Lokale Unterschiede bei der Feier des Sankt-Martins-Tages in Deutschland
Die Bräuche zum Martinstag sind in Deutschland von Region zu Region unterschiedlich. Es wäre unmöglich, sie alle zu beschreiben, aber hier ist ein kurzer Überblick über die wichtigsten Besonderheiten:
- Wie Sie bereits wissen, haben sich in den nördlichen, von Protestantismus geprägten Bundesländern die Bräuche verändert, um Martin Luther zu gedenken, der am 10. November geboren wurde. In den südlichen Bundesländern besteht eine deutlichere Verbindung zu den volkstümlichen Karnevalstraditionen.
- Im Süden Deutschlands (vor allem im Donau-Ries, auf der Schwäbischen Alb und in Mittelfranken) warten die Kinder sehnsüchtig auf den Pelzmärtel, der wie der heilige Nikolaus die Geschenke bringt.
- Im Rheinland, wo die Verehrung des heiligen Martin besonders ausgeprägt ist, werden die Martinsfeiern recht standardisiert und kirchlich begangen. Gerade hier hat sich im 20. Jahrhundert auch der moderne Brauch der Martinsumzüge entwickelt.
- In den Weinregionen Deutschlands und Österreichs reift zu dieser Zeit der erste Wein (der Brauch, den ersten Wein zu verkosten, wird auch Martinsminne oder Martiniloben genannt), und mancherorts ist es auch üblich, den neuen Wein des Jahres am Martinstag zu segnen.
- Es gibt auch einige einzigartige Bräuche, zum Beispiel wurden in Würzburg früher Kämpfe zwischen Martinsschweinen veranstaltet.
- Traditionelle Weckmänner werden nicht überall gebacken, obwohl fast alle Festtagsgebäcke aus Hefeteig zubereitet werden. In manchen Gegenden, wie in Bayern, im Ruhrgebiet und in Westfalen, backt man Martinsbrezeln, die dann mit Zucker bestreut werden. Im Süden werden auch kleine Martinsgänse gebacken. Gelegentlich findet man auch Martinshörnchen, die allerdings eher zu den polnischen Süßigkeiten gehören.
Schlussfolgerung
Das Martinsfest ist ein Feiertag mit tiefer Bedeutung. Es ist eine Gelegenheit, mit unseren ländlichen Traditionen in Kontakt zu kommen und denjenigen, die es am meisten brauchen, Barmherzigkeit und Freundlichkeit zu zeigen.

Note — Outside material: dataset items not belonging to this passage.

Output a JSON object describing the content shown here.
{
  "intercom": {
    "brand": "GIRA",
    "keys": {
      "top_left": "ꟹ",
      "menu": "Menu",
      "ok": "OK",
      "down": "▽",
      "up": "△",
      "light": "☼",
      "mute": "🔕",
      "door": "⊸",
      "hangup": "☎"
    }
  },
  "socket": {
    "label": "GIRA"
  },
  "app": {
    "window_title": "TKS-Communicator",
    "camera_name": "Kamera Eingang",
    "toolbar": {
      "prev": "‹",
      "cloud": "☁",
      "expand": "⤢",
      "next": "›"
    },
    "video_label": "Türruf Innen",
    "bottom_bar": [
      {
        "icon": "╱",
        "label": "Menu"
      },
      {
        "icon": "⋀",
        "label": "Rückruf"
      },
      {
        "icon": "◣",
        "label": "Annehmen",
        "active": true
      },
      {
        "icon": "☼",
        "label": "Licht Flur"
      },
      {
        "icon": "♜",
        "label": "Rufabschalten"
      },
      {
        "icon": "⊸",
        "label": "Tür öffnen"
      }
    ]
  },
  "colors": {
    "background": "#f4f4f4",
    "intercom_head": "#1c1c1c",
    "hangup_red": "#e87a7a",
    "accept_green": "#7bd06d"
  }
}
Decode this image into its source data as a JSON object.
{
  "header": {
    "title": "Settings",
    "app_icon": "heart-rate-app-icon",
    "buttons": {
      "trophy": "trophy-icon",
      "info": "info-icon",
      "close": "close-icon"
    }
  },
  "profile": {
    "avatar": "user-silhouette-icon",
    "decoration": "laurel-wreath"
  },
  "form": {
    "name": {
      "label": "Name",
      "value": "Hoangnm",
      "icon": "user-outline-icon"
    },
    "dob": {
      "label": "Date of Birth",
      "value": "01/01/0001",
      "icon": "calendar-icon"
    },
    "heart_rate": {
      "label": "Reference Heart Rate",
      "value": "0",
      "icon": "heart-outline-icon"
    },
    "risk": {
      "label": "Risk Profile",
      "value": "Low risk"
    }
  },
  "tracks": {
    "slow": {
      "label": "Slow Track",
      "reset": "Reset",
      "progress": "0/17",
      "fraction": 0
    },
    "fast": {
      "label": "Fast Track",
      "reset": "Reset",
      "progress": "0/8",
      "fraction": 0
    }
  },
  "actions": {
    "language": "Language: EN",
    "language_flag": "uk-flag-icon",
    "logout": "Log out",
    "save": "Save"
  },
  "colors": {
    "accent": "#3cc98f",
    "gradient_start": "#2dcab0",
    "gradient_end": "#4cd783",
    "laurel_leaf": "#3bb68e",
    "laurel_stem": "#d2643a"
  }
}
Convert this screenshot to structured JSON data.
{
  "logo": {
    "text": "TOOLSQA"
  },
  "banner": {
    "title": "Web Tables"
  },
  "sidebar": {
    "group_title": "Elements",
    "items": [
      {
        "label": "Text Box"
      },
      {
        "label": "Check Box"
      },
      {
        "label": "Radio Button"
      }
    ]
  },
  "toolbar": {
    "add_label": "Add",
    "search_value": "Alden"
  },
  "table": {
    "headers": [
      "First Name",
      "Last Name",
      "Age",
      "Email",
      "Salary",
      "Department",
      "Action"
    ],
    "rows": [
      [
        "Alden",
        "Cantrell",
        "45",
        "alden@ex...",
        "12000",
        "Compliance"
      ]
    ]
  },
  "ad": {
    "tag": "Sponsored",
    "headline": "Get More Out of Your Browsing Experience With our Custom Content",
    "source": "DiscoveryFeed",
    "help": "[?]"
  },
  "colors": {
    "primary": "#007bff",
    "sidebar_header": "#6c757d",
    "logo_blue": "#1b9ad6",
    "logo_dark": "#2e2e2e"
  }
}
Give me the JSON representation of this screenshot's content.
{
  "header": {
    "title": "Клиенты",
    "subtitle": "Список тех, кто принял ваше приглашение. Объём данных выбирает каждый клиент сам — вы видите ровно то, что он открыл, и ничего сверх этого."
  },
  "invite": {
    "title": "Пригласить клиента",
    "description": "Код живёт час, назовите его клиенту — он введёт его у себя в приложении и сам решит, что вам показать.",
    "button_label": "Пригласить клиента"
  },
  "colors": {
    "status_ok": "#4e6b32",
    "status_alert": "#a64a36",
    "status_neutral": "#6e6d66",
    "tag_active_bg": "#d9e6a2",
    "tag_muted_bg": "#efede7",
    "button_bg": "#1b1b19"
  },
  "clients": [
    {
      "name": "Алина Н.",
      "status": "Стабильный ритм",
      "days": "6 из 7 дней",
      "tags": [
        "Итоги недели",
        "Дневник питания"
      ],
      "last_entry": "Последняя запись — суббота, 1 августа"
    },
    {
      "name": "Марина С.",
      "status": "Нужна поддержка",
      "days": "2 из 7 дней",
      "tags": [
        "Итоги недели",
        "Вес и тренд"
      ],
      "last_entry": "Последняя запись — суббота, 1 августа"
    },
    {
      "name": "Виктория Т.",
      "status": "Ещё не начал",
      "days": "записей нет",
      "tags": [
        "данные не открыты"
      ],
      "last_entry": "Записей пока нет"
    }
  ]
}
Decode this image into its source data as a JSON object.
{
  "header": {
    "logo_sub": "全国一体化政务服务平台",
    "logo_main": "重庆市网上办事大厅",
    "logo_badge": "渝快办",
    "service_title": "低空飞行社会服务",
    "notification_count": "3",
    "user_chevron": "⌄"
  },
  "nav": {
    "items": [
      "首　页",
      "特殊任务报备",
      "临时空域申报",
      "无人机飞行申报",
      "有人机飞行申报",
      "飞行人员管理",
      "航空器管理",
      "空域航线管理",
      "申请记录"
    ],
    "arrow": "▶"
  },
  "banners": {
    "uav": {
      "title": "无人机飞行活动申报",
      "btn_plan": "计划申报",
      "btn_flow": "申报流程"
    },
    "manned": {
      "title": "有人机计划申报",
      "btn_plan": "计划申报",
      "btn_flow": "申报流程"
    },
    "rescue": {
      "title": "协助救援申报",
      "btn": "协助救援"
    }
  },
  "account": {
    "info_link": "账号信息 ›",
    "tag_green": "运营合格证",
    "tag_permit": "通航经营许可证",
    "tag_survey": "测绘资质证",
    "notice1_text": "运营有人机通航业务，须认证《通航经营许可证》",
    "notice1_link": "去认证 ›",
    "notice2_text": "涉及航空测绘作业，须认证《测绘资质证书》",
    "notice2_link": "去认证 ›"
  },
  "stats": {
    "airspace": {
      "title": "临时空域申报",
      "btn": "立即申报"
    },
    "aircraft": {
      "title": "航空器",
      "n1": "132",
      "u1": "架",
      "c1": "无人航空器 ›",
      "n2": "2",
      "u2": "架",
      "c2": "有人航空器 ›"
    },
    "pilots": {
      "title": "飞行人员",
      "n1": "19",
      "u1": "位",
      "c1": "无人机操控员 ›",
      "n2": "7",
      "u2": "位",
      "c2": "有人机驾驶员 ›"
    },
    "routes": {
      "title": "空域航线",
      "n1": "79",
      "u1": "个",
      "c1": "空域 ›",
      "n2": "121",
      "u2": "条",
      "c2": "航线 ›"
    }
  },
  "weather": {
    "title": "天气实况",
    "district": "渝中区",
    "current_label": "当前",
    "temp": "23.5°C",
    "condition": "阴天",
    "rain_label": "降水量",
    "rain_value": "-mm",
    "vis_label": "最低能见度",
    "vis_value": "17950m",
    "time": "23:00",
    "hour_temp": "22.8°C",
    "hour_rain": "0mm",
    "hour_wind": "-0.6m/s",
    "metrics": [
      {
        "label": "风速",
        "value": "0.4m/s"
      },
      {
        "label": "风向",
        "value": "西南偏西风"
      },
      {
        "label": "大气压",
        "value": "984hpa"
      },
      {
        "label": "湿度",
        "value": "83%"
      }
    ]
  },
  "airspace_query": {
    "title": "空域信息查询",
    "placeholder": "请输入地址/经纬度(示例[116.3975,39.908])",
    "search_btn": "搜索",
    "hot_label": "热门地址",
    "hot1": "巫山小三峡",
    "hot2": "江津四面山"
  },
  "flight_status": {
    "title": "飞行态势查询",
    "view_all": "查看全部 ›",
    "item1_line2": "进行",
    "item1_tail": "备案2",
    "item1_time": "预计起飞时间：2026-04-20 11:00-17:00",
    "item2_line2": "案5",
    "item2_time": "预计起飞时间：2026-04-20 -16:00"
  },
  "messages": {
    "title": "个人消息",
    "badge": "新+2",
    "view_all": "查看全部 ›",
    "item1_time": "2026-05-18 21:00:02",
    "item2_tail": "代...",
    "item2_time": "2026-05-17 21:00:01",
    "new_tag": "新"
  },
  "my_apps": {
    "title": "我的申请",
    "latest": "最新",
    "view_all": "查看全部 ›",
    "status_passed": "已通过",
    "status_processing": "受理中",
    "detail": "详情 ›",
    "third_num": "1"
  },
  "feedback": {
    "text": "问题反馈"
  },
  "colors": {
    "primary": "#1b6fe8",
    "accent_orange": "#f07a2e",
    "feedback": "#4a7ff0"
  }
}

Der Martinstag ist eine einzigartige Gelegenheit, die Traditionen der Vergangenheit zu pflegen und zugleich zu einer besseren Zukunft beizutragen. Auch wenn Sie kein praktizierender Christ sind, lohnt es sich, diesen Tag zumindest mit einer kleinen Geste der Nächstenliebe zu begehen.